Eso es, hay que hablar de Lady Bird, que todavía queda algo (puede que poco) por decir. A veces la clave del éxito está delante de nuestras narices y no somos capaces de verla. Esas veces, todo es tan sencillo como contar las cosas tal y como ocurren un día cualquiera, en el que el drama está ahí agazapado, esperando su momento para tomar posesión de cualquier situación diaria. Hasta que resulta cómica, ridícula y pasado el tiempo… constructiva (mucho tiempo). Y para eso solo es necesaria una escena inicial donde una madre y una hija se emocionan juntas con un audiolibro para, acto seguido, romper normas de conducta básica por una discusión tan obvia madre-hija que nos prepara para lo que venga. Estallar el drama y seguir con todo lo demás: el éxito de lo cotidiano. Lady Bird es La adolescente norteamericana de clase media (luchando la familia para no ser media-baja) que quiere descubirse a sí misma, y muchos objetivos de interés, pequeños y bien relacionados a su alrededor.
Es precisamente la naturalidad la que crea la magia de la que muchos se han enamorado al ver Lady Bird. Saoirse Ronan es especialmente normal en el film, y conectar con ella es fácil. Christine es una de esas personas que fluctúan a través de sus sentimientos para definirse como individu(o)a, intenta agradar o es más arisca que un gato, busca aferrarse a su fuerte personalidad o pasar desapercibida para que la dejen en paz. Es, en definitiva, una joven en desarrollo y en algún momento todos hemos sido un poco Lady Bird, un poco la persona que se radiografía a sí misma pero no tiene ni idea de quién es. Aquí está el gran secreto a voces, el ser un poco como ella pero no ser así en absoluto es el clic para el cerebro de la mayoría.

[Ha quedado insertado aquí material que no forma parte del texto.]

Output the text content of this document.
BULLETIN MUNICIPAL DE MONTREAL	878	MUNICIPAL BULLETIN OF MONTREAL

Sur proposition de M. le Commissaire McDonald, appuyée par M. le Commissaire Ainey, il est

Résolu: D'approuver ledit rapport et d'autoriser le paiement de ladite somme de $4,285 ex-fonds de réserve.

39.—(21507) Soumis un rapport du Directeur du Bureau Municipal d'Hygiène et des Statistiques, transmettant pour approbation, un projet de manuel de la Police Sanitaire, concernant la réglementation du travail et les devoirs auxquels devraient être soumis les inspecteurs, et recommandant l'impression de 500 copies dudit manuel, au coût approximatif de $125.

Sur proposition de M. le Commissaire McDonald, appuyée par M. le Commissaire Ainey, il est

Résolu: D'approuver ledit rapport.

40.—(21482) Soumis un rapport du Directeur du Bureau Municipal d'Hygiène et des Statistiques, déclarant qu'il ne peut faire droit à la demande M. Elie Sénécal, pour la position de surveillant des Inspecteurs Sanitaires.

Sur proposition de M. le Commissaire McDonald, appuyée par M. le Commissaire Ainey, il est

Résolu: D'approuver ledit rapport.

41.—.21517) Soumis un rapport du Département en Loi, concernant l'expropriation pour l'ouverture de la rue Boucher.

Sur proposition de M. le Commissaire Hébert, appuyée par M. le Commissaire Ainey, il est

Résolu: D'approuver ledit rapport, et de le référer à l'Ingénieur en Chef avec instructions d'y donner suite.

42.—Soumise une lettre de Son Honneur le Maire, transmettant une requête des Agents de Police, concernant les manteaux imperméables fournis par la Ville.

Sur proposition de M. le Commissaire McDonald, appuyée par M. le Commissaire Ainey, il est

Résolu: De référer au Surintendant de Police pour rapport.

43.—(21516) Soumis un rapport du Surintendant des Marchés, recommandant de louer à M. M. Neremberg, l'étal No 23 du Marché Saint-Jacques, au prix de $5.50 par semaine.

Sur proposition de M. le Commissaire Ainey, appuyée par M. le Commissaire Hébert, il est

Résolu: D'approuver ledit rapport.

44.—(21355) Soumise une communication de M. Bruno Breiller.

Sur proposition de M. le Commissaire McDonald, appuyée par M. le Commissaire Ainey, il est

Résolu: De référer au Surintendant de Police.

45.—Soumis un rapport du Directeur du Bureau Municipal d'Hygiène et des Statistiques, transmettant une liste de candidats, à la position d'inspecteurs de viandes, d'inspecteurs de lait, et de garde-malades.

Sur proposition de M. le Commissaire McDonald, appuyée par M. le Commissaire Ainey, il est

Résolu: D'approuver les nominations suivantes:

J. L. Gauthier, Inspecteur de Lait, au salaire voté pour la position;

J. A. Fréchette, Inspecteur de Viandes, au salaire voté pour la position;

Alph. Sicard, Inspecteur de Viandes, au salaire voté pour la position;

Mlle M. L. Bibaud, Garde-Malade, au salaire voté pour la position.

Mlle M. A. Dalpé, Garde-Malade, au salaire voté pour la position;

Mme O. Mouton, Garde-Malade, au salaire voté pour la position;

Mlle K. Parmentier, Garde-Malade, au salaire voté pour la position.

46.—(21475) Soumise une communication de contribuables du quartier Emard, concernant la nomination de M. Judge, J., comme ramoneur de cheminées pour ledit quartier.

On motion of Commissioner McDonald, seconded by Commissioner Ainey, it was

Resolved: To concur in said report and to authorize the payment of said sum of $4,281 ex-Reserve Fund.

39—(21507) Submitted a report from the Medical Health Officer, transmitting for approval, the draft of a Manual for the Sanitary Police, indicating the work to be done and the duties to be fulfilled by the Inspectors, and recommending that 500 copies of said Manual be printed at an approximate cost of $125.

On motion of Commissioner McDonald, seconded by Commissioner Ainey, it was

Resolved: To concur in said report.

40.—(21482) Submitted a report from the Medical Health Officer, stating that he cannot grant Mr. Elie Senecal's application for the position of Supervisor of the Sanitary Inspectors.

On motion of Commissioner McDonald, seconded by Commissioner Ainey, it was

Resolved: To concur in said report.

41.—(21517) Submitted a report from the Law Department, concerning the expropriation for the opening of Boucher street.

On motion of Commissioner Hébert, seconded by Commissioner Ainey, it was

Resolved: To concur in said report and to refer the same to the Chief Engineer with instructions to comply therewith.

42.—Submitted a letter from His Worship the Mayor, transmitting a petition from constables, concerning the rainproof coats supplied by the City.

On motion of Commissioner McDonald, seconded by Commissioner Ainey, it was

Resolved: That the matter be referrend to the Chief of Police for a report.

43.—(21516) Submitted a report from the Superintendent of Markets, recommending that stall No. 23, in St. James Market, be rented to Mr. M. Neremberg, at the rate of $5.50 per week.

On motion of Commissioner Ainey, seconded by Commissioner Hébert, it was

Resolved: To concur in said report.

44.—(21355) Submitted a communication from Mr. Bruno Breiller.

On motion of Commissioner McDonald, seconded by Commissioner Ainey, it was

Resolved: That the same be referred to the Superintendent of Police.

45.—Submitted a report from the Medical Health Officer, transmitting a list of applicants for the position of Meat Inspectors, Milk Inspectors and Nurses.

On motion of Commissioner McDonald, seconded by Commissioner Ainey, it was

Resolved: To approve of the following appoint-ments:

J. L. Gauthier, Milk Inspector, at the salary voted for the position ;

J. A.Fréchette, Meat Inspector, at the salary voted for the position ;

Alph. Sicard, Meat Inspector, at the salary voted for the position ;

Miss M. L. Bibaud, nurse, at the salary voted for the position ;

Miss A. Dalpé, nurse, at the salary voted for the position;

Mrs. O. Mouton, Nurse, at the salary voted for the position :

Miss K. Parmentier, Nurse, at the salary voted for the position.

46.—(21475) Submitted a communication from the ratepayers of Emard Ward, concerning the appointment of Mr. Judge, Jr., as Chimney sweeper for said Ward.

Lady Bird tiene el pelo algo así como rosa, rojizo… ¡degradado! y puede que se disfrace en algún momento de algo «demasiado rosa» para una madre que no va a callarse su opinión. Aún así el personaje central es tal vez un reto demasiado sencillo de superar, por lo que Gerwig nos ofrece múltiples personalidades por las que una puede quedar prendada. Amigos y familiares como un estereotipo de juventud pasada, secretos e idealizaciones, padres con autoridad personal, emos en su época dorada… gente, en definitiva, que intenta seguir una línea que parece cercana a cualquier realidad conocida. ¿Y el personaje de la madre? Sí, un acierto para Laurie Metcalf y un contrapunto potente y totalmente expresivo, madre e hija son dos piezas evolutivas de la naturaleza que se necesitan.
Cuando nada de esto sirve para aferrarte, son situaciones, lugares o algunas más que oportunas frases lo que va a terminar de redondear su espíritu libre (frase que debía soltar en una película donde alguien se autoimpone el nombre de Lady Bird, lo siento). Esta es una película por y para Sacramento. Aquí desconocemos la ciudad, pero no es tan difícil buscar los símiles. La ciudad pequeña donde creces y de la que piensas que al escapar de ella serás una versión mejorada (conocer mundo y esas necesidades obscenas). Esa ciudad por la que se le da una nueva dimensión a lo que representa la protagonista, porque está ligada a lo que siente por la ciudad, y la ciudad le da un espacio para representarla, ya sea por un colegio católico, una impresionante casa azul o un parking. El lugar a veces sí importa como definición de uno mismo, independientemente de su apego por el mismo. Estos escenarios marcan los comportamientos en grupo y plantean sentimientos válidos y demasiado reales como la depresión, la institución crítica de lo monetario o la sexualidad en todas sus concepciones. Y todo tradado desde el tú a tú, la cercanía como elemento de unión, dialogando con nosotros, entre ellos, con soltura y gracia, sin buenismo ni estudio lucrativo, ni siquiera obligándote a suspirar, palabras acertadas sin más.
Voy a por la conclusión innecesaria: en la moda cada cierto tiempo se defiende el «back to the basics» cuando los excesos se vuelven incombinables entre sí, por lo que Lady Bird es más contemporánea y accesible que una camisa blanca, aunque no seamos capaces de encontrarla en ninguna tienda en momentos puntuales de excesos. Pero cuando la vuelven a colgar en el escaparate nos parece más que luminosa y necesaria, instantáneamente, hasta que nos obliguen a volver a los excesos. Los enamorados de Lady Bird recurrirán a ella como un film sencillo pero necesario, emocional. Yo no me he enamorado, pero la simpatía (hoy) no se la voy a negar.